Doppellesung zum Herbstlesefest
Im Rahmen unseres Herbstlesefestes hatten wir wieder die Möglichkeit, einen jungen Autor bei uns begrüßen zu dürfen. Einer von vielen Fragen geleiteten Abendlesung folgte am nächsten Tag auch wieder eine Lesung für unsere Schülerinnen und Schüler der Oberstufe. Unser diesjähriger Autor, Marco Ott, wurde 1993 in Dinslaken in Nordrhein-Westfalen geboren. Als Kind vom Rande des Ruhrgebiets zieht es ihn zunächst nach Berlin, wo er Filme machen will, dann nach Leipzig, wohin er zwar zieht, am renommierten Literaturinstitut jedoch nicht angenommen wird, über Frankfurt, wo er Komparatistik studieren will, bis nach Hildesheim, wo er dann doch die Zusage für den Studiengang Kreatives Schreiben bekommt und wo der echte Marco Ott zum heutigen Zeitpunkt auch noch studiert. Schreibschulen wie in Hildesheim galten lange als elitär, der Literaturbetrieb als unzugänglich für viele, die nicht zur Bildungselite gehörten. Er selbst sagt in einem Artikel der FAZ: „Es gibt gesellschaftliche Hierarchien und eine Abwertung des Arbeitermilieus.“ Erwerbslose und Niedriglohnempfänger würden immer wieder gegen Wohlhabende und die Mittelschicht ausgespielt. Am Literaturinstitut Hildesheim begegnet er auch anderen, die ihre Herkunft leugnen und somit einen hohen Preis zahlen.

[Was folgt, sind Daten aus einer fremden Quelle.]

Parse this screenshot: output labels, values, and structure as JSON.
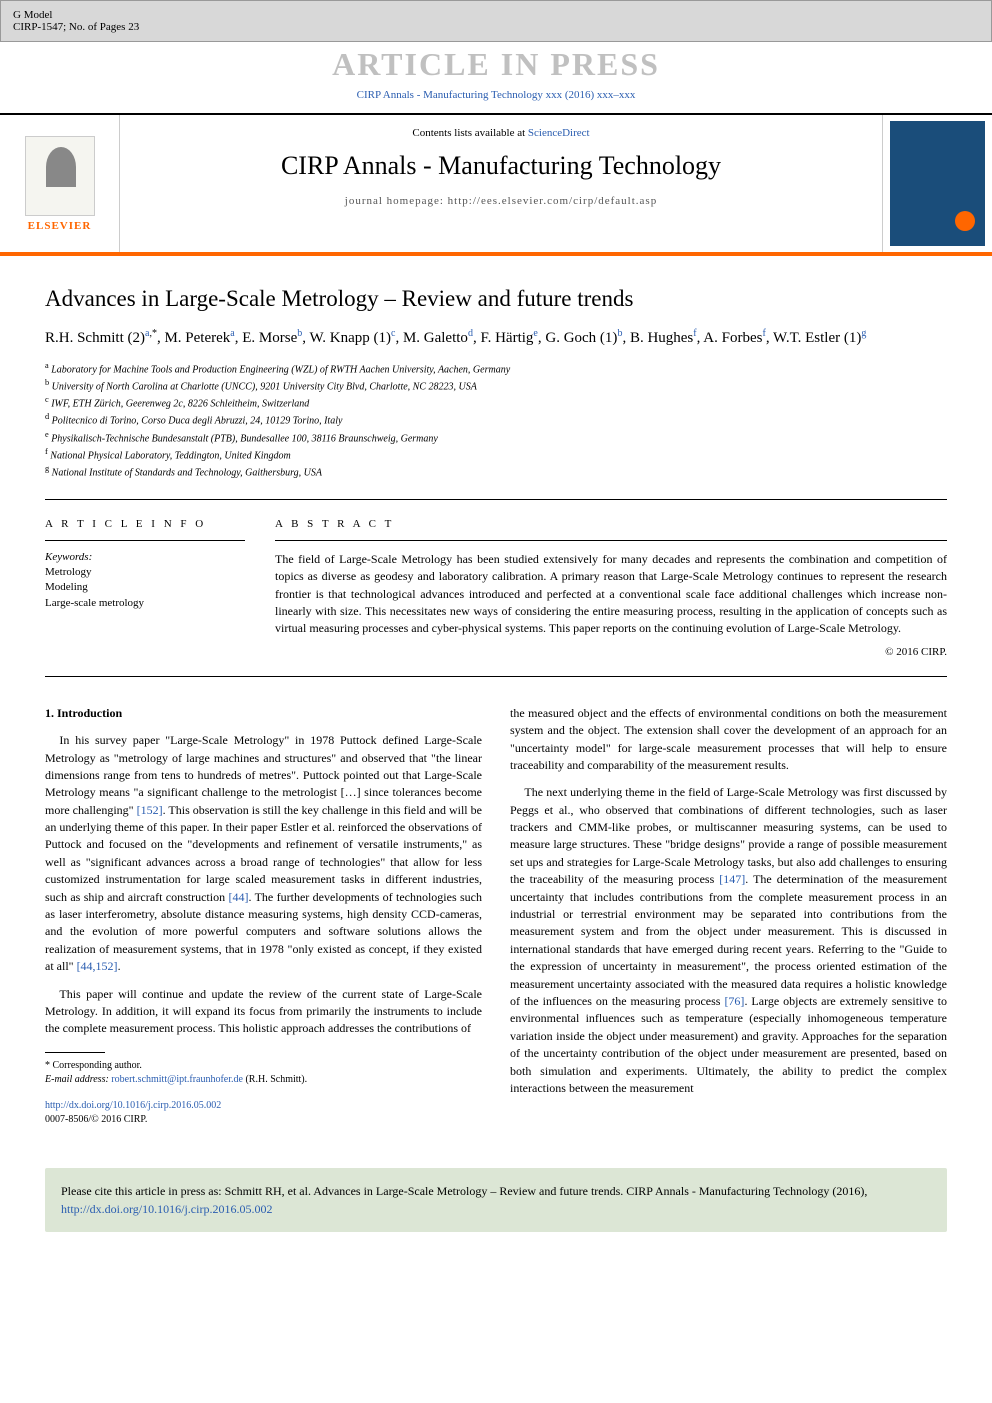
{
  "header": {
    "gmodel": "G Model",
    "docid": "CIRP-1547; No. of Pages 23",
    "press_banner": "ARTICLE IN PRESS",
    "journal_ref": "CIRP Annals - Manufacturing Technology xxx (2016) xxx–xxx"
  },
  "banner": {
    "contents_prefix": "Contents lists available at ",
    "sciencedirect": "ScienceDirect",
    "journal_name": "CIRP Annals - Manufacturing Technology",
    "homepage": "journal homepage: http://ees.elsevier.com/cirp/default.asp",
    "elsevier": "ELSEVIER",
    "cover_label": "Manufacturing Technology"
  },
  "title": "Advances in Large-Scale Metrology – Review and future trends",
  "authors_html": "R.H. Schmitt (2)<sup><a>a</a>,*</sup>, M. Peterek<sup><a>a</a></sup>, E. Morse<sup><a>b</a></sup>, W. Knapp (1)<sup><a>c</a></sup>, M. Galetto<sup><a>d</a></sup>, F. Härtig<sup><a>e</a></sup>, G. Goch (1)<sup><a>b</a></sup>, B. Hughes<sup><a>f</a></sup>, A. Forbes<sup><a>f</a></sup>, W.T. Estler (1)<sup><a>g</a></sup>",
  "affiliations": [
    {
      "sup": "a",
      "text": "Laboratory for Machine Tools and Production Engineering (WZL) of RWTH Aachen University, Aachen, Germany"
    },
    {
      "sup": "b",
      "text": "University of North Carolina at Charlotte (UNCC), 9201 University City Blvd, Charlotte, NC 28223, USA"
    },
    {
      "sup": "c",
      "text": "IWF, ETH Zürich, Geerenweg 2c, 8226 Schleitheim, Switzerland"
    },
    {
      "sup": "d",
      "text": "Politecnico di Torino, Corso Duca degli Abruzzi, 24, 10129 Torino, Italy"
    },
    {
      "sup": "e",
      "text": "Physikalisch-Technische Bundesanstalt (PTB), Bundesallee 100, 38116 Braunschweig, Germany"
    },
    {
      "sup": "f",
      "text": "National Physical Laboratory, Teddington, United Kingdom"
    },
    {
      "sup": "g",
      "text": "National Institute of Standards and Technology, Gaithersburg, USA"
    }
  ],
  "info": {
    "heading": "A R T I C L E  I N F O",
    "keywords_label": "Keywords:",
    "keywords": [
      "Metrology",
      "Modeling",
      "Large-scale metrology"
    ]
  },
  "abstract": {
    "heading": "A B S T R A C T",
    "text": "The field of Large-Scale Metrology has been studied extensively for many decades and represents the combination and competition of topics as diverse as geodesy and laboratory calibration. A primary reason that Large-Scale Metrology continues to represent the research frontier is that technological advances introduced and perfected at a conventional scale face additional challenges which increase non-linearly with size. This necessitates new ways of considering the entire measuring process, resulting in the application of concepts such as virtual measuring processes and cyber-physical systems. This paper reports on the continuing evolution of Large-Scale Metrology.",
    "copyright": "© 2016 CIRP."
  },
  "section1": {
    "heading": "1. Introduction",
    "p1a": "In his survey paper \"Large-Scale Metrology\" in 1978 Puttock defined Large-Scale Metrology as \"metrology of large machines and structures\" and observed that \"the linear dimensions range from tens to hundreds of metres\". Puttock pointed out that Large-Scale Metrology means \"a significant challenge to the metrologist […] since tolerances become more challenging\" ",
    "ref152": "[152]",
    "p1b": ". This observation is still the key challenge in this field and will be an underlying theme of this paper. In their paper Estler et al. reinforced the observations of Puttock and focused on the \"developments and refinement of versatile instruments,\" as well as \"significant advances across a broad range of technologies\" that allow for less customized instrumentation for large scaled measurement tasks in different industries, such as ship and aircraft construction ",
    "ref44": "[44]",
    "p1c": ". The further developments of technologies such as laser interferometry, absolute distance measuring systems, high density CCD-cameras, and the evolution of more powerful computers and software solutions allows the realization of measurement systems, that in 1978 \"only existed as concept, if they existed at all\" ",
    "ref44_152": "[44,152]",
    "p1d": ".",
    "p2": "This paper will continue and update the review of the current state of Large-Scale Metrology. In addition, it will expand its focus from primarily the instruments to include the complete measurement process. This holistic approach addresses the contributions of",
    "p3": "the measured object and the effects of environmental conditions on both the measurement system and the object. The extension shall cover the development of an approach for an \"uncertainty model\" for large-scale measurement processes that will help to ensure traceability and comparability of the measurement results.",
    "p4a": "The next underlying theme in the field of Large-Scale Metrology was first discussed by Peggs et al., who observed that combinations of different technologies, such as laser trackers and CMM-like probes, or multiscanner measuring systems, can be used to measure large structures. These \"bridge designs\" provide a range of possible measurement set ups and strategies for Large-Scale Metrology tasks, but also add challenges to ensuring the traceability of the measuring process ",
    "ref147": "[147]",
    "p4b": ". The determination of the measurement uncertainty that includes contributions from the complete measurement process in an industrial or terrestrial environment may be separated into contributions from the measurement system and from the object under measurement. This is discussed in international standards that have emerged during recent years. Referring to the \"Guide to the expression of uncertainty in measurement\", the process oriented estimation of the measurement uncertainty associated with the measured data requires a holistic knowledge of the influences on the measuring process ",
    "ref76": "[76]",
    "p4c": ". Large objects are extremely sensitive to environmental influences such as temperature (especially inhomogeneous temperature variation inside the object under measurement) and gravity. Approaches for the separation of the uncertainty contribution of the object under measurement are presented, based on both simulation and experiments. Ultimately, the ability to predict the complex interactions between the measurement"
  },
  "footnote": {
    "corresponding": "* Corresponding author.",
    "email_label": "E-mail address: ",
    "email": "robert.schmitt@ipt.fraunhofer.de",
    "email_suffix": " (R.H. Schmitt)."
  },
  "doi": {
    "url": "http://dx.doi.org/10.1016/j.cirp.2016.05.002",
    "issn": "0007-8506/© 2016 CIRP."
  },
  "citebox": {
    "prefix": "Please cite this article in press as: Schmitt RH, et al. Advances in Large-Scale Metrology – Review and future trends. CIRP Annals - Manufacturing Technology (2016), ",
    "url": "http://dx.doi.org/10.1016/j.cirp.2016.05.002"
  },
  "colors": {
    "accent_orange": "#ff6600",
    "link_blue": "#2a5db0",
    "cite_bg": "#dce6d5",
    "header_bg": "#d8d8d8",
    "press_gray": "#c0c0c0"
  }
}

In seinem Buch „Was ich zurückließ“, welches endgültig 2024 erschien, wendet sich Ott an seine Eltern. In einer Art offenen Briefes versucht er, sich an eine von ihm negierte Welt anzunähern als auch das Schweigen zu durchbrechen, das sich über die Jahre zwischen Eltern und Sohn gelegt hat. Marco Ott hat das Arbeitermilieu und die Sozialbausiedlung hinter sich gelassen, schafft als erster in der Familie das Abitur und tritt ein in eine bürgerliche Welt: Studium, Großstadt, neue Freunde… Und plötzlich ist da diese Scham: die Scham über die eigene Herkunft, die schleichend einen Keil zwischen ihn und seine Eltern treibt und eine zunehmende Entfremdung in Gang setzt. Die Zensur der Sprache, neue Kleidung und Interessen sind erste Anzeichen. Zugleich stößt Ott mehr als unsanft auf die Mechanismen unserer Gesellschaft: die ungleichen Bildungschancen, die beschämenden Hartz-Gesetze, die Wirkungskraft sozialer Strukturen. Ist es überhaupt möglich, seine soziale Herkunft zurückzulassen?
»Otts Ton, verletzlich, schonungslos, poetisch, hat in der gegenwärtigen Klassenliteratur bisher gefehlt. Dieses Debüt ist eine leise Wucht!«, so Olivier David.